Does nix limit memory usage?I used 8GB of memory with the same result. slot: 7832nd slot of 8th epoch.

erikd commented 4 years ago

Does nix limit memory usage?

I don't think so.

I would still like a list of the epoch/slot info for the first 10 failures.

shenyaqi9527 commented 4 years ago

I tried a few times 18035th slot of 26th epoch 6841st slot of 3rd epoch 16250th slot of 3rd epoch 15769th slot of 4th epoch 20023rd slot of 1st epoch 7832nd slot of 8th epoch

erikd commented 4 years ago

So its not deterministic.

When you moved machines, did you keep the same disk image or reinstall from scratch?

shenyaqi9527 commented 4 years ago

reinstall from scratch

erikd commented 4 years ago

I have just about run out of ideas :cry: .

shenyaqi9527 commented 4 years ago

I can't do anything about it now.

erikd commented 4 years ago

@shenyaqi9527 Does the dmesg output on your machine list any segfaults?

shenyaqi9527 commented 4 years ago

How do I use this command

erikd commented 4 years ago

sudo dmesg | grep segfault

shenyaqi9527 commented 4 years ago
admin@ada:/$ sudo dmesg | grep segfault
[ 1547.424449] cardano-node:w[5554]: segfault at 840bffe2a0 ip 00007fae70921c55 sp 00007fae6d919a98 error 6 in libc-2.27.so[7fae707d0000+1aa000]
[ 1910.998425] cardano-node:w[5786]: segfault at 8402c16940 ip 00007fca29cefc55 sp 00007fca05bd4a98 error 6 in libc-2.27.so[7fca29b9e000+1aa000]
[ 1991.020628] cardano-node:w[5883]: segfault at 84044bfac0 ip 00007fc7aee9ec55 sp 00007fc77e7f7a98 error 6 in libc-2.27.so[7fc7aed4d000+1aa000]
[ 2427.408873] cardano-node:w[5942]: segfault at 840c2d55c0 ip 00007ff7f4bcfc55 sp 00007ff7dbffaa98 error 6 in libc-2.27.so[7ff7f4a7e000+1aa000]
erikd commented 4 years ago

I got two more in the last 30 minutes.
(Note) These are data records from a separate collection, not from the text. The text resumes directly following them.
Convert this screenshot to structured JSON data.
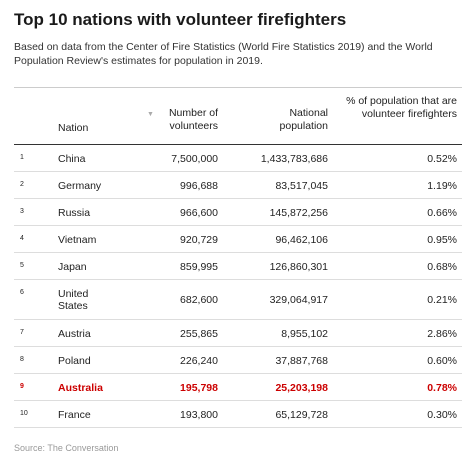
{
  "title": "Top 10 nations with volunteer firefighters",
  "subtitle": "Based on data from the Center of Fire Statistics (World Fire Statistics 2019) and the World Population Review's estimates for population in 2019.",
  "columns": {
    "nation": "Nation",
    "volunteers": "Number of volunteers",
    "population": "National population",
    "percent": "% of population that are volunteer firefighters"
  },
  "sort_icon": "sort-down-icon",
  "rows": [
    {
      "rank": "1",
      "nation": "China",
      "volunteers": "7,500,000",
      "population": "1,433,783,686",
      "percent": "0.52%"
    },
    {
      "rank": "2",
      "nation": "Germany",
      "volunteers": "996,688",
      "population": "83,517,045",
      "percent": "1.19%"
    },
    {
      "rank": "3",
      "nation": "Russia",
      "volunteers": "966,600",
      "population": "145,872,256",
      "percent": "0.66%"
    },
    {
      "rank": "4",
      "nation": "Vietnam",
      "volunteers": "920,729",
      "population": "96,462,106",
      "percent": "0.95%"
    },
    {
      "rank": "5",
      "nation": "Japan",
      "volunteers": "859,995",
      "population": "126,860,301",
      "percent": "0.68%"
    },
    {
      "rank": "6",
      "nation": "United States",
      "volunteers": "682,600",
      "population": "329,064,917",
      "percent": "0.21%"
    },
    {
      "rank": "7",
      "nation": "Austria",
      "volunteers": "255,865",
      "population": "8,955,102",
      "percent": "2.86%"
    },
    {
      "rank": "8",
      "nation": "Poland",
      "volunteers": "226,240",
      "population": "37,887,768",
      "percent": "0.60%"
    },
    {
      "rank": "9",
      "nation": "Australia",
      "volunteers": "195,798",
      "population": "25,203,198",
      "percent": "0.78%"
    },
    {
      "rank": "10",
      "nation": "France",
      "volunteers": "193,800",
      "population": "65,129,728",
      "percent": "0.30%"
    }
  ],
  "highlight_color": "#cc0000",
  "source": "Source: The Conversation"
}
I am seeing something similar to you:

[6124226.626857] cardano-node:w[13755]: segfault at 840554dfc0 ip 00007fa4abdd9d6e sp 00007fa49bffaa98 error 6 in libc-2.27.so[7fa4abc88000+1aa000]
[6138577.260721] cardano-node:w[24086]: segfault at 84079fd1d0 ip 00007f5a12efeb24 sp 00007f5a0a7f7a98 error 6 in libc-2.27.so[7f5a12dad000+1aa000]
[6139714.043880] cardano-node:w[24190]: segfault at 84009cd480 ip 00007fb987390d6e sp 00007fb97e7f7a98 error 6 in libc-2.27.so[7fb98723f000+1aa000]

I'm running this on Debian and I have just noticed there is a libc-2.29 available, so I am going to try upgrading to that.

shenyaqi9527 commented 4 years ago

What am I going to do?

erikd commented 4 years ago

Wait for me to report back after I do a complete upgrade of my system, reboot and retest?